OK, this doesn’t end prettily. It ends on a snowbank along with some corn and spaghetti leftovers, bed-spins and a life-long dread of red wine. Red wine became my trauma beverage and I’ve learnt over the years that everyone has a trauma beverage. The most common one seems to be tequila. The second most common one is swamp water made from whatever’s in Dad’s liquor cabinet while he and Mom are out for the evening, and almost always includes a bit of crème de menthe — I think it’s actually the crème de menthe that’s the catalyst for beverage traumatisation. Or rye. Or schnapps. There also seems to be an unwritten law that in order for swamp water to be classifiable as swamp water, there has to be a minimum of three counterintuitive varieties of alcohol mixed together in proportions that are, in some way, unholy.
Your trauma booze is the dietary equivalent of that movie you saw when you were 12 that you shouldn’t have seen and you didn’t sleep for a month, and the memory of it haunts you to this day. Hello red wine.
I wonder why it is that young people see booze as glamorous but the more I think about it, the more I realise booze really is glamorous. So are cigarettes. Life is odd.
Working in Tokyo, we’d have to go out after work and get hammered almost every other night. There were the guys who pretended to get drunk and the guys who really did get drunk, and they’d wake up the next morning in a back alley alcove in Toranomon caked in their own mess and zero possibility of ever rising up the company ranks. Booze is the actual secret of the Japanese business world. Forget morning rooftop callisthenics and zen. Bosses get their staff loaded and pump them for dirt and secrets, which they stockpile for use when necessary. It’s actually very cultish, but that was back in the era of lifetime employment. These days young people do mushrooms as they skip from gig to gig to gig dressed like Sailor Moon in bondage while they contemplate five more decades of the same thing.
The other day a restaurant put some grapes on the table and I ate a few and thought to myself, “In one day I probably consume more grape DNA than I do any other: potato, chicken, wheat, cow or pig.” So I looked at the remaining grapes thinking, “Sorry kids, I’d much prefer you fermented.”
A few years back I was flying to Stockholm via Heathrow, and every man, woman and child boarded the plane carrying massive jeroboams of Absolut vodka.

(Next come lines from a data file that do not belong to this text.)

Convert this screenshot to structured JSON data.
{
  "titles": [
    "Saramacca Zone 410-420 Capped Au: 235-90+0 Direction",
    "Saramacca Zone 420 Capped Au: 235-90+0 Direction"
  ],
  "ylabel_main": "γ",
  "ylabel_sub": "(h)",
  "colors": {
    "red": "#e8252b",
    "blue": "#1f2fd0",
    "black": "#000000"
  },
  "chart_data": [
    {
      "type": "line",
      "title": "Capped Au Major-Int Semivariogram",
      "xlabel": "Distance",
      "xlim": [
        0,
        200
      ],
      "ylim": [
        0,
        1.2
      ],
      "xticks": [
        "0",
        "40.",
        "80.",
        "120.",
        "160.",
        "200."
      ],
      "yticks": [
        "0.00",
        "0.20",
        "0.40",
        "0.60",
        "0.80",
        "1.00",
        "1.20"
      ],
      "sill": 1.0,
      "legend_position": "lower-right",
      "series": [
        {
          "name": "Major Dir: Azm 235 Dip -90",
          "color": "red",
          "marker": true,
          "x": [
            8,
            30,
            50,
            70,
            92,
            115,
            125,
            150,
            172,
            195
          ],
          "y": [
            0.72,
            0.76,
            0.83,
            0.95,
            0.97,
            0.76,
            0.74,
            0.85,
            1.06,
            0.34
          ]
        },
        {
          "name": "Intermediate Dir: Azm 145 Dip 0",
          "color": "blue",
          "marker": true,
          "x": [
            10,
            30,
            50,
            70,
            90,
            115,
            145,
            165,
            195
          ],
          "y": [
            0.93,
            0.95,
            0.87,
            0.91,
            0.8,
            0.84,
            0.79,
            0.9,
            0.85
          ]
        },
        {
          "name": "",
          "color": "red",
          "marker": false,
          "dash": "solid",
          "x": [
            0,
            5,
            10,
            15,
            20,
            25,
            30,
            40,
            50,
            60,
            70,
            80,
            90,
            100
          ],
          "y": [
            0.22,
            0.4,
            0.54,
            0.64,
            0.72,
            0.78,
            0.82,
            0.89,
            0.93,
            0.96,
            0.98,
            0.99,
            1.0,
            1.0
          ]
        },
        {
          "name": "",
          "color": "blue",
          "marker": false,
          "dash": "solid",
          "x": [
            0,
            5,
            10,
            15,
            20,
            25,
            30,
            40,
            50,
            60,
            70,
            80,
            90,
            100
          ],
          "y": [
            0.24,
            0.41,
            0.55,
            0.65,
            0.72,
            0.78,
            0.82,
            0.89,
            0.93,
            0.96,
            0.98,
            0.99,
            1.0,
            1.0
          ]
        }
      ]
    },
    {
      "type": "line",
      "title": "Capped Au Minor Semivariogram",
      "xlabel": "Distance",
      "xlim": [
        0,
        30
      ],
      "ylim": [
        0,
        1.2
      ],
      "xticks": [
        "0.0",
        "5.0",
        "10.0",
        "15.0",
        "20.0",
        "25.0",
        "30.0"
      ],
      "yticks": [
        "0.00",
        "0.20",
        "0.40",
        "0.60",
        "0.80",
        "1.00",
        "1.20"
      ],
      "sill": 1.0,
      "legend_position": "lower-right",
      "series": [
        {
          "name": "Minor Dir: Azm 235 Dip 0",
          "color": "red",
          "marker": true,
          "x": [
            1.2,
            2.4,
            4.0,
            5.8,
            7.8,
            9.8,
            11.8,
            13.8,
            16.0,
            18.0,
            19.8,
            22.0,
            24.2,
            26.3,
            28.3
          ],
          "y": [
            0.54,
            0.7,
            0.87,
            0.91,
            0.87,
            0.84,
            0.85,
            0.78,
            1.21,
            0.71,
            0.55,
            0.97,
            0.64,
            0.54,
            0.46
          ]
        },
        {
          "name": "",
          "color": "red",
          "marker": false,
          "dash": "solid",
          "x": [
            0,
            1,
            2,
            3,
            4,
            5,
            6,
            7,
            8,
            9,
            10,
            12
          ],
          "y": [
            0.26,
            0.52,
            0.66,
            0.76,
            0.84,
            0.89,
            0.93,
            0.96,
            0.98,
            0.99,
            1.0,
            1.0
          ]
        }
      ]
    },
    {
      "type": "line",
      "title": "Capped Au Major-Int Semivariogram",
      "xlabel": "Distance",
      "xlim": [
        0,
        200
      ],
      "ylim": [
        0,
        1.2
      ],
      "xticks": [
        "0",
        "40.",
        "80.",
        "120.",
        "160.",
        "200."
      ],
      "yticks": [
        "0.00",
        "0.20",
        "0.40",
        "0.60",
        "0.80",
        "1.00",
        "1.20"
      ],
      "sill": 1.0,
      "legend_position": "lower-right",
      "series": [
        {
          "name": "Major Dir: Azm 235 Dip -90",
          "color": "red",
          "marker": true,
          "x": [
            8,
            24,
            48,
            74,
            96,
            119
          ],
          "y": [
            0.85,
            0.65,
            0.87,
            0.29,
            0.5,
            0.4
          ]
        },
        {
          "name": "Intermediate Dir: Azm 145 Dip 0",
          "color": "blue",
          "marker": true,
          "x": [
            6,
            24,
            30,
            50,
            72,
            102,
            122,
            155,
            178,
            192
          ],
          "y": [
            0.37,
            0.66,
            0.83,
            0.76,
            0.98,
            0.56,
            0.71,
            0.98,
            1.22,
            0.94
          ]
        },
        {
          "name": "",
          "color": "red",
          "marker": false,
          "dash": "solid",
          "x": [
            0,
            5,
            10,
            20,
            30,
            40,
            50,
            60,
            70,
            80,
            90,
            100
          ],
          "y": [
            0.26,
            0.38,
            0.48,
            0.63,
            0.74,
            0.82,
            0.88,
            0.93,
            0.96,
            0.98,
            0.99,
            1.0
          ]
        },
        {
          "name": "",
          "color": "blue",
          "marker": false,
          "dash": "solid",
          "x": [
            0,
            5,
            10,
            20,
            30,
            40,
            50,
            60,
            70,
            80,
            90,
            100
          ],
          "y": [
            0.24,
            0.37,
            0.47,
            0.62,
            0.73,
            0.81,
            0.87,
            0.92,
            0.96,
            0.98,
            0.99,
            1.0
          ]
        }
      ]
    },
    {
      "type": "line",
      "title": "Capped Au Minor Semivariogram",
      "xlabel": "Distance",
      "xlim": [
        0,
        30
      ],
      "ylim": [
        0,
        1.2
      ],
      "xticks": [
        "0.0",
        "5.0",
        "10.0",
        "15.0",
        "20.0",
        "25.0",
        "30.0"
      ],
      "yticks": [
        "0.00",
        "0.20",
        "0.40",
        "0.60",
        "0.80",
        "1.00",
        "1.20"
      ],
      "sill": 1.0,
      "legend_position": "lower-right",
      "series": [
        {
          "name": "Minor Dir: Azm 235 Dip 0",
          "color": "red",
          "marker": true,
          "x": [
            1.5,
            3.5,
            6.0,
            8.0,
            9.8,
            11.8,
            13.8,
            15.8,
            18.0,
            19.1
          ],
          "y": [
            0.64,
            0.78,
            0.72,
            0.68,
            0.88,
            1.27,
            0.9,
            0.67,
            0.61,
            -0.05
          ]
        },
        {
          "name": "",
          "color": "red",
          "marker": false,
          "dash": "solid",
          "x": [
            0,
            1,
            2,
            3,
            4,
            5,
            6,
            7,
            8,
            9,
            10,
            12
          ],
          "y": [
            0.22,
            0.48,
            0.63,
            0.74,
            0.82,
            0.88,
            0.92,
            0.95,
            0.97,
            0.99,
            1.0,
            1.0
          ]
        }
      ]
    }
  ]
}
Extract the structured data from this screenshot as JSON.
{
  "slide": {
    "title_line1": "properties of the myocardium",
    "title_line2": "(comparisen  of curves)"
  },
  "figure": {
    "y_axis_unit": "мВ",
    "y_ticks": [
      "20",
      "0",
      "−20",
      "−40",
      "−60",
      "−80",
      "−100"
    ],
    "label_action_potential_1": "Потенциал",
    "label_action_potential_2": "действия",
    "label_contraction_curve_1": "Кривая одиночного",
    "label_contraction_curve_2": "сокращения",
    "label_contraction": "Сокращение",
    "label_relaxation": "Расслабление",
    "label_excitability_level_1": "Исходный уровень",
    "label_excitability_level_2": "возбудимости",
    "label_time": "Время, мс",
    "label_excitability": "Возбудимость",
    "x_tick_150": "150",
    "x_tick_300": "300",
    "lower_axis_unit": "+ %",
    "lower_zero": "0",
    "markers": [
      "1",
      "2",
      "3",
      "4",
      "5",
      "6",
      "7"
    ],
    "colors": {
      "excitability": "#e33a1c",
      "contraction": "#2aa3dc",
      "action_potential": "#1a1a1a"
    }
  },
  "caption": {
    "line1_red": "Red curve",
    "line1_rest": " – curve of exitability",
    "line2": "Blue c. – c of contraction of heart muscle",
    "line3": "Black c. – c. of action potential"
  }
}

So I tweeted, “Boy, Swedes sure do drink a lot”, and the next morning the daily paper had a headline above the date saying, “Douglas Coupland thinks Swedes are alcoholics.” The moral? We really dislike it when others monitor our intake — nobody likes a scold.
I always lie when my doctor asks how much I drink. At least I’m honest about lying. Lately, when my head gets a bit fuddled, I’m unsure if it’s booze or the internet causing it. It’s easier to blame the internet. By the way: booze and the internet don’t mix, especially between 11pm and midnight, which is when men over the age of 34 make their largest online purchases. “Honey, why is a truck delivering a boat on to our driveway?”

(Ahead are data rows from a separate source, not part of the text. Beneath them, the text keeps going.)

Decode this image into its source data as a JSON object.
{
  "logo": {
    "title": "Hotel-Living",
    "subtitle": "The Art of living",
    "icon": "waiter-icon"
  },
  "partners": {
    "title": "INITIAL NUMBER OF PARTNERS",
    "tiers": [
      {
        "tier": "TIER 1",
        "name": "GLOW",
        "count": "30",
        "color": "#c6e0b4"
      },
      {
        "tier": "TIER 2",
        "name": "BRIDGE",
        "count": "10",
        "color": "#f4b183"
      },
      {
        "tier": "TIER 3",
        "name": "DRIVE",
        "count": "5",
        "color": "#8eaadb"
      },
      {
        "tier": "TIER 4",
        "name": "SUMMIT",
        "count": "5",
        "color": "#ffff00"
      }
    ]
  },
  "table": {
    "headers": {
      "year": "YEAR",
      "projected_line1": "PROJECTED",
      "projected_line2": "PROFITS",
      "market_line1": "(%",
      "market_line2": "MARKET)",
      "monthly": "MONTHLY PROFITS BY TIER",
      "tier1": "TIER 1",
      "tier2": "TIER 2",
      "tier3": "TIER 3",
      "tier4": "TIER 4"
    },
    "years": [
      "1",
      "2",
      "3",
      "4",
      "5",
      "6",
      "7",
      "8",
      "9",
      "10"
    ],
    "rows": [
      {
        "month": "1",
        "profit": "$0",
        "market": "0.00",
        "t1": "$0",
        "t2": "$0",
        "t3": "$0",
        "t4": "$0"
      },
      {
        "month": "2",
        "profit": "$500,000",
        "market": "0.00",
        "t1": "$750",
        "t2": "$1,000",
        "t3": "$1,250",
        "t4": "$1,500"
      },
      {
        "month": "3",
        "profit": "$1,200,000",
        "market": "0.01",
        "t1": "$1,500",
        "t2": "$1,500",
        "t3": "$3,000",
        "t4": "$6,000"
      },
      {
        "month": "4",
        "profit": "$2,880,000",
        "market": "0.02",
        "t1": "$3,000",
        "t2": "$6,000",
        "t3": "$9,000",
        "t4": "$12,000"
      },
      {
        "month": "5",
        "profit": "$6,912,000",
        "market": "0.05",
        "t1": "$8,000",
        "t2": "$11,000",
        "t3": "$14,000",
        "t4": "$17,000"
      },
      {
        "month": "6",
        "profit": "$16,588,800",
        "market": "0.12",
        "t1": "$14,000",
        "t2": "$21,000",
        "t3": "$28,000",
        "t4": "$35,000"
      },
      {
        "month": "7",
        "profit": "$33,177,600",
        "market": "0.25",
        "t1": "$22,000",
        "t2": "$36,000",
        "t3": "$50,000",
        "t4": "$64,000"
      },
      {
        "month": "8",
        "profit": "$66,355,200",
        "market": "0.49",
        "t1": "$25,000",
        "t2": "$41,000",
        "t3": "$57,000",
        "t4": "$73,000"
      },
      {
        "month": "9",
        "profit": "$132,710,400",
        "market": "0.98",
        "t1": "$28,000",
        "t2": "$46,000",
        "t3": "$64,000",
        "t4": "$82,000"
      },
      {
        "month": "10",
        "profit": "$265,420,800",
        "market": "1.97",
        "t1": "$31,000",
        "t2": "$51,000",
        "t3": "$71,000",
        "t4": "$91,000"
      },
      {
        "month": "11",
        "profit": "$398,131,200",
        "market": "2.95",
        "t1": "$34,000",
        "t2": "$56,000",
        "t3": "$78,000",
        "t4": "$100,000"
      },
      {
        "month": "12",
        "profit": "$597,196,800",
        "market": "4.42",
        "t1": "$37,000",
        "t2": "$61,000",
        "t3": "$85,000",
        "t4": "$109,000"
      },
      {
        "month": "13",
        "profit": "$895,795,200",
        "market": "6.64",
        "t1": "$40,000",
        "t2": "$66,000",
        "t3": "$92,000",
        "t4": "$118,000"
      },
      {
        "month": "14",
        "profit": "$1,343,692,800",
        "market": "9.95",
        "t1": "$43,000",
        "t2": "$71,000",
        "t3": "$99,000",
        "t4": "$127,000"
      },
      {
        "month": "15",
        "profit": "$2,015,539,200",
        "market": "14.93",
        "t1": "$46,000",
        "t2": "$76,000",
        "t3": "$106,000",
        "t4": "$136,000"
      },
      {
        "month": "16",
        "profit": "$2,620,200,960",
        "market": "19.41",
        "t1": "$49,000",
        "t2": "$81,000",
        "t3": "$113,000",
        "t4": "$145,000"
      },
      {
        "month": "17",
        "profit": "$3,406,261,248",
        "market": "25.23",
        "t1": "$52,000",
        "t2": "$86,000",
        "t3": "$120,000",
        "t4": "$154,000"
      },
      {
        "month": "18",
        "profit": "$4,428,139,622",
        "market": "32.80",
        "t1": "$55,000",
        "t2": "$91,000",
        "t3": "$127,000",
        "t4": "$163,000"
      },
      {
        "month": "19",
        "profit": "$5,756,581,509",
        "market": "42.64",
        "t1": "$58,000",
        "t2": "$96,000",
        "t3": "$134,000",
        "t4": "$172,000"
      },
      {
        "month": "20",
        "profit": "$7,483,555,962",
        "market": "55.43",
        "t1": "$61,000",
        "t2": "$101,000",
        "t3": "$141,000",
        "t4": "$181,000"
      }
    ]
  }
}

Drinking only white wine is like being able to see, except you’re colour blind, so I’m working to fix my red wine trauma. Someone suggested I get a tequila trauma that’s worse than the red wine trauma, and then it won’t be the worst any more. I’m not going down that road again and, besides, a good friend makes an amazing Pinot Noir in British Columbia’s Okanagan Valley, so there’s still hope for me yet.